Obtaining secure systems software is notoriously hard. One reason is the continuing use of unsafe languages due to their efficiency, direct control over hardware resources, and developer familiarity. However, this fine-grained control comes with opportunities for mistakes and therefore invites bugs such as memory corruption errors. In the absence of an adequate defense, these bugs can be readily exploited by attackers. This fact—combined with the inevitability of exploitable bugs due to the use of unsafe languages—has spurred a large body of research with code-reuse attacks and defenses of those attacks being the most prominent line of work.

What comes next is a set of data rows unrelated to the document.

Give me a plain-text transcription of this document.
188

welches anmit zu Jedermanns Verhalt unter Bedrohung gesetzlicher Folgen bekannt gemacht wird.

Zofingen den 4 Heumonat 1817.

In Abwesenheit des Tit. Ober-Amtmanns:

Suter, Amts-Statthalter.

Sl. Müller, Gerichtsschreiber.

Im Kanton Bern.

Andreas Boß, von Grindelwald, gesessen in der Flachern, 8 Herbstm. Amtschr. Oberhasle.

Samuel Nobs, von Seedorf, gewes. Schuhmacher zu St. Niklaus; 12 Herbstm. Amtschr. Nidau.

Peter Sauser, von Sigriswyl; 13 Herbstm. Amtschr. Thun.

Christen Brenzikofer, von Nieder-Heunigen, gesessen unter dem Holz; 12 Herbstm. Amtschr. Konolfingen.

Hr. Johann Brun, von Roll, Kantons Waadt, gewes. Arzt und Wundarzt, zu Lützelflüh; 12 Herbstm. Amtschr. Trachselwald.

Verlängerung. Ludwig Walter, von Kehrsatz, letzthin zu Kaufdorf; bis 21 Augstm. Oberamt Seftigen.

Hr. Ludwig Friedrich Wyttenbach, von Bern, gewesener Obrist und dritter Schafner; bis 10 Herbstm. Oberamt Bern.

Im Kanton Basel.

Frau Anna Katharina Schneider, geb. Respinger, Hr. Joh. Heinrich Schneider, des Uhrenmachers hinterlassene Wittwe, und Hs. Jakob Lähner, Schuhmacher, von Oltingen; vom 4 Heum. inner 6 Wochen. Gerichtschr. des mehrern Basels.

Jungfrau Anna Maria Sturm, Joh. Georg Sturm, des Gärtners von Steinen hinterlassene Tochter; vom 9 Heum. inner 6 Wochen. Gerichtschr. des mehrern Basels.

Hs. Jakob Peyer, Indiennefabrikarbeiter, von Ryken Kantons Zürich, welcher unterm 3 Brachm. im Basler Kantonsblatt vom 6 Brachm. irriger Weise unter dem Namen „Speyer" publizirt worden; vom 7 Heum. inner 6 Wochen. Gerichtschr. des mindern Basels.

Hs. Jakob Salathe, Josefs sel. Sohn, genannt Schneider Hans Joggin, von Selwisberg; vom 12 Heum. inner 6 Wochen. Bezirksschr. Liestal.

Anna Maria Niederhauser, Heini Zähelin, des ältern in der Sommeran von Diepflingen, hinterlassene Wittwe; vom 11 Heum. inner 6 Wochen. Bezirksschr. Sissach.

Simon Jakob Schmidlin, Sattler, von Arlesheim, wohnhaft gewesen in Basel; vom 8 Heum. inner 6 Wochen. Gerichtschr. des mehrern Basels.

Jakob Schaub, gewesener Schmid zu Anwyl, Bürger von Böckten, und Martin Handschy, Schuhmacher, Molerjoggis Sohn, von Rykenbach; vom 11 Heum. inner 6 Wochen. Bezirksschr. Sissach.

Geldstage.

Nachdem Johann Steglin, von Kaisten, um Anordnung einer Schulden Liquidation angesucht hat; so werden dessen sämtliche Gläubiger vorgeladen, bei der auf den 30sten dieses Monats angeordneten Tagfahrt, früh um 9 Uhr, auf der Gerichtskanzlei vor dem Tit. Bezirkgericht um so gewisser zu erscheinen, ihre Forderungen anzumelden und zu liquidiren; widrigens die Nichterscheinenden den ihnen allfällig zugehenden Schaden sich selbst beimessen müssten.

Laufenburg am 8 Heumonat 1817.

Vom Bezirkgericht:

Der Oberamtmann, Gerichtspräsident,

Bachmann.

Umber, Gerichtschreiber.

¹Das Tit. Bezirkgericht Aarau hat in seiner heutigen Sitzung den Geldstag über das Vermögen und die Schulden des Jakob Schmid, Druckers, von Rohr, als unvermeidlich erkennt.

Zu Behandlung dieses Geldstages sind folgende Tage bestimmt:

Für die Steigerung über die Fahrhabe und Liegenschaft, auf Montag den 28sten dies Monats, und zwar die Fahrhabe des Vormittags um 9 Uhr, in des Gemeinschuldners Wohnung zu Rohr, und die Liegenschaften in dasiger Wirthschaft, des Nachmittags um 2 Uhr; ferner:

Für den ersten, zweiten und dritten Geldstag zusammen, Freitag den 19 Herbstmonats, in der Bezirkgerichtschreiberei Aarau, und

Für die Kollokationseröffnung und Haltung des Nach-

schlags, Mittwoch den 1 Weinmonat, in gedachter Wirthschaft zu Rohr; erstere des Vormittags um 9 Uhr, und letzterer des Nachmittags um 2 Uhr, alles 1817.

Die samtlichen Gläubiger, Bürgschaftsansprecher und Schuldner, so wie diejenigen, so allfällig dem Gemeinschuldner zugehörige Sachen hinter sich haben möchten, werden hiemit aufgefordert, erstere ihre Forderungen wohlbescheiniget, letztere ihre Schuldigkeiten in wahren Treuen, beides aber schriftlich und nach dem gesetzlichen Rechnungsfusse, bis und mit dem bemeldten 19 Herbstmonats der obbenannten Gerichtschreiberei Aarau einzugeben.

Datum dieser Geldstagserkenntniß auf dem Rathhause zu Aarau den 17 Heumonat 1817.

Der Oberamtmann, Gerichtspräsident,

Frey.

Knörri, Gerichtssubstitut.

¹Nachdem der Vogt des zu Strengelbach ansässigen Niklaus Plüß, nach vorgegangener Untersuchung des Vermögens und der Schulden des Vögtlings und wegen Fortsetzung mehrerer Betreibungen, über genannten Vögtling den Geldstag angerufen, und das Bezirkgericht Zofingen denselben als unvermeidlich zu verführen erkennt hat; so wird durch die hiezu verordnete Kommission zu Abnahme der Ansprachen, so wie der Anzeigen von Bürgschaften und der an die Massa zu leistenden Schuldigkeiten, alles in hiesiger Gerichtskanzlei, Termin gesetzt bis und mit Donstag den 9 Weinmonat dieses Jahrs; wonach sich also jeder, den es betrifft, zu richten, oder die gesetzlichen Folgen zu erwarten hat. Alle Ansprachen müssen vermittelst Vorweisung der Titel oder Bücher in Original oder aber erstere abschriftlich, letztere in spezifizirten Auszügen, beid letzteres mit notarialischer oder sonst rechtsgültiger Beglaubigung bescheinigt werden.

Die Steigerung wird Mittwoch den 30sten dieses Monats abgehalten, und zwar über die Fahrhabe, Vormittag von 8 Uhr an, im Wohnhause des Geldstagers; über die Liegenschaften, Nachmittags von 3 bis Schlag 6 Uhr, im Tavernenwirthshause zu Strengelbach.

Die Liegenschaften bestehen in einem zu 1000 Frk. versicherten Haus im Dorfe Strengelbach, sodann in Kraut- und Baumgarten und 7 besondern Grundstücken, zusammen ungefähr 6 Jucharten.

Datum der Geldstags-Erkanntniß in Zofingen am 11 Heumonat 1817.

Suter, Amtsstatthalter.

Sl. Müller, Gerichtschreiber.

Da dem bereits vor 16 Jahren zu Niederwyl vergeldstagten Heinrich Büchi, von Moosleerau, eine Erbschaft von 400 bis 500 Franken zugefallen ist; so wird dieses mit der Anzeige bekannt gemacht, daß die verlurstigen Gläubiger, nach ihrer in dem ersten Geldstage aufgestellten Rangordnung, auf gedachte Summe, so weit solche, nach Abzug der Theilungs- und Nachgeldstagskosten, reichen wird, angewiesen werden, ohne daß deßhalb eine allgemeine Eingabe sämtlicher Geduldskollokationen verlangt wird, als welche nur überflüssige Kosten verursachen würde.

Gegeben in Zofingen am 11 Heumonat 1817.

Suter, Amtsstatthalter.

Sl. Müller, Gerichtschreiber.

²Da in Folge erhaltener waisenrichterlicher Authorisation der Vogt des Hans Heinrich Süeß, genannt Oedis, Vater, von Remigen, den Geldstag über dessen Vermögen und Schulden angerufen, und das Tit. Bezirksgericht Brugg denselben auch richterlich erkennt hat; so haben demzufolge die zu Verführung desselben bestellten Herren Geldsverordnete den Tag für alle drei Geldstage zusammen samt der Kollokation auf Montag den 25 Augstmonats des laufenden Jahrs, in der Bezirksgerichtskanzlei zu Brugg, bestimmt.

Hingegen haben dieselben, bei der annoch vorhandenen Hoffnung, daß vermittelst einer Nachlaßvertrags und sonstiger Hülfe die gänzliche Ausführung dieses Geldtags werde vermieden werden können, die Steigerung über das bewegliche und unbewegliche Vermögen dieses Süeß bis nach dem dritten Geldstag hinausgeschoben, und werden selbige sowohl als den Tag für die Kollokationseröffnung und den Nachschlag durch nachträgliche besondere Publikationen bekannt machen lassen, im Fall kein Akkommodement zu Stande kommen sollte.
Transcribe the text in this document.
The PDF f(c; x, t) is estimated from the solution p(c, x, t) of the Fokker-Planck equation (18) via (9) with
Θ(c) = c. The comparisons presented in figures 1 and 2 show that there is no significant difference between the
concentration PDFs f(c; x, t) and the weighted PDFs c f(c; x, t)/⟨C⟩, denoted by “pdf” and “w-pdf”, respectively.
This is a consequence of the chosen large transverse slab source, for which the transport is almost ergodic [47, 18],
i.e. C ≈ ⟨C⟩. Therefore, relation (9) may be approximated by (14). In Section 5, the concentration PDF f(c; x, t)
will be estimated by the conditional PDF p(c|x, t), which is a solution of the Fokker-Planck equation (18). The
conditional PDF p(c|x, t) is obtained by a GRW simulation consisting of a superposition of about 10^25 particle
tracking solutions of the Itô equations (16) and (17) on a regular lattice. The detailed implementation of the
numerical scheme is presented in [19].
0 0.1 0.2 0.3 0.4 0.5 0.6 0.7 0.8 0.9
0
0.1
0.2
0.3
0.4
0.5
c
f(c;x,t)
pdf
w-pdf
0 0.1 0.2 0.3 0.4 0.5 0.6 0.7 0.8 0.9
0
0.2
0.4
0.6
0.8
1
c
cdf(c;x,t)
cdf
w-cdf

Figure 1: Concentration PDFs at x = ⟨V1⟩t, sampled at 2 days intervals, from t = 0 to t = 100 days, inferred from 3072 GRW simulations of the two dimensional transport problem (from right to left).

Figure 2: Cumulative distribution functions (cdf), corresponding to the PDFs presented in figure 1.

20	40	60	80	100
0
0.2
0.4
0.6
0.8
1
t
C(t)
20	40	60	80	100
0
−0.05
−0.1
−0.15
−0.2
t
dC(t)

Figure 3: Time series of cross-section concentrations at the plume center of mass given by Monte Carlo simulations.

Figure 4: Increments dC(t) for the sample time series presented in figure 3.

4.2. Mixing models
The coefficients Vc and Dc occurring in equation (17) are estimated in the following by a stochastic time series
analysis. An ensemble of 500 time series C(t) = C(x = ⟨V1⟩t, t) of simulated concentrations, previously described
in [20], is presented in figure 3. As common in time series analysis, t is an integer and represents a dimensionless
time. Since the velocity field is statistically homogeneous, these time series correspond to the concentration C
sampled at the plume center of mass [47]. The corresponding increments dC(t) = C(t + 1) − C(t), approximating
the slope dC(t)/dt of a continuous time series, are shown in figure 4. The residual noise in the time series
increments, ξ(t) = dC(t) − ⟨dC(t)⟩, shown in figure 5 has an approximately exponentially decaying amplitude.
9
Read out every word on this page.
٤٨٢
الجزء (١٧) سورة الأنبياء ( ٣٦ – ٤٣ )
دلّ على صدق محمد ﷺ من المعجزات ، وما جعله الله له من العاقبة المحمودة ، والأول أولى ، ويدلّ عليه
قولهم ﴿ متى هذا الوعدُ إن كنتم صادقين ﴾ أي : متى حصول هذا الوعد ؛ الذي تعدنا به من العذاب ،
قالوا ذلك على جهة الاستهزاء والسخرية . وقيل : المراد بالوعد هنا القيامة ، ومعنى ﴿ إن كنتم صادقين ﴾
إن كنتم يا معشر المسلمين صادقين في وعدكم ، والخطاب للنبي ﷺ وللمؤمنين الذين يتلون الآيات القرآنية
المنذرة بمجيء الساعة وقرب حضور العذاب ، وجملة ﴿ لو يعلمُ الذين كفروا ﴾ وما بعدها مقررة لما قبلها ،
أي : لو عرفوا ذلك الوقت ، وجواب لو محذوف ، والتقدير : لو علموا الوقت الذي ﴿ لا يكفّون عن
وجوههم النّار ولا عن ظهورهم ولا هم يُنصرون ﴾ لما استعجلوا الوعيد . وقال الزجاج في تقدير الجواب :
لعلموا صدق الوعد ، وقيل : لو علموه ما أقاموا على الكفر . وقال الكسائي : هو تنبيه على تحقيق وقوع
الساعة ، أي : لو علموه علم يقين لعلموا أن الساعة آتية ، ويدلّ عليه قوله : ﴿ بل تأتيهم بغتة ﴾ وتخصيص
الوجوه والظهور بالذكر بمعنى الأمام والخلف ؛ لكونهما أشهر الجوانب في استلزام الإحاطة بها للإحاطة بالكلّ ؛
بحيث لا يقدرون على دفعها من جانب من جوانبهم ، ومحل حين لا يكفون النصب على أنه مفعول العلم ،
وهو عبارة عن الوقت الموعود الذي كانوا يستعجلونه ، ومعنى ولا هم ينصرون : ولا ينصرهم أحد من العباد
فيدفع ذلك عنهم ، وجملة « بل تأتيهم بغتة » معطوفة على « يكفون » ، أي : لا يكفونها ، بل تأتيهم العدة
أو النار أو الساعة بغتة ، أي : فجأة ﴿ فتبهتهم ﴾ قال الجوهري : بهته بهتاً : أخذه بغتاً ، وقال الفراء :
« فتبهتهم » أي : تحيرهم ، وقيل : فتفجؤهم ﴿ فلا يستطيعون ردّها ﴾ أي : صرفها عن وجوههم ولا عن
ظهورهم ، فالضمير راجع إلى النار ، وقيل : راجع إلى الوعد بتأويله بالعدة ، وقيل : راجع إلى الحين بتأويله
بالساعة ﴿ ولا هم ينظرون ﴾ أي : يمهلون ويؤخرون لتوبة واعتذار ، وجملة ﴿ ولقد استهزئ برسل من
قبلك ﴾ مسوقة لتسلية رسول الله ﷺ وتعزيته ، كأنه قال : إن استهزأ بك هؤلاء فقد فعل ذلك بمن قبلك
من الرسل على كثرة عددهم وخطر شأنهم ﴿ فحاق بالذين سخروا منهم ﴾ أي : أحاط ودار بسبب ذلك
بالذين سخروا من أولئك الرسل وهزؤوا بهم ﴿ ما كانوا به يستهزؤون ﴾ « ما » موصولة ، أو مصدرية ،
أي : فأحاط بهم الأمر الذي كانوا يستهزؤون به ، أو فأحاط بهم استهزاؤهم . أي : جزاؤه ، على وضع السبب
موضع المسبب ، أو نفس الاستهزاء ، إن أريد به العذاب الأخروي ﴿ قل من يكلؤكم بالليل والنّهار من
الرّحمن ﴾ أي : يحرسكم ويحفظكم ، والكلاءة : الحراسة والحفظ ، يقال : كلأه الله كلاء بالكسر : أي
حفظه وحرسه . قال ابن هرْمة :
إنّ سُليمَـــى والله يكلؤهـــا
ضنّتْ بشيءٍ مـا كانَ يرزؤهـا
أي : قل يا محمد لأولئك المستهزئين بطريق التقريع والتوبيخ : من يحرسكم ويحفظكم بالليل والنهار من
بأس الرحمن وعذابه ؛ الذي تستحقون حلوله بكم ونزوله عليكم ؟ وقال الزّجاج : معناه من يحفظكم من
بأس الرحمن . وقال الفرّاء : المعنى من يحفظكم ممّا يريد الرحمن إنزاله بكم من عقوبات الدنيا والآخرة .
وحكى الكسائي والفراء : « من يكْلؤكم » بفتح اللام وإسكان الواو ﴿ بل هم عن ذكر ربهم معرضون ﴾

In this dissertation, we apply the principles of code-reuse (which usually targets static or jitted code) in a dynamic context, sidestepping all existing defenses. Concretely, we demonstrate state-of-the-art, whole-function code reuse by abusing the dynamic dispatch mechanism found in languages such as Objective-C. We also devise a defense scheme and apply it to the Objective-C runtime. The result is a low-overhead, drop-in replacement for the Objective-C runtime that prevents our as well as other metadata-corruption attacks.

The assumed inevitability of exploitable bugs and stringent performance constraints of systems software have steered much of the previous research on systems security towards the mitigation of the exploitation phase. Sanitization and fuzzing are industry trends that instead try to weed out the bugs themselves, i.e., they tackle the cause instead of trying to mitigate the consequences. In this dissertation, we present a novel technique to increase the efficiency of sanitizers and extend their applicability via run-time partitioning. We significantly reduce the overhead of two popular compiler-based sanitizers extending their usage scenarios and increasing fuzzing throughput. Together with other recent work, our research challenges the assumption that bugs in systems software are inevitable.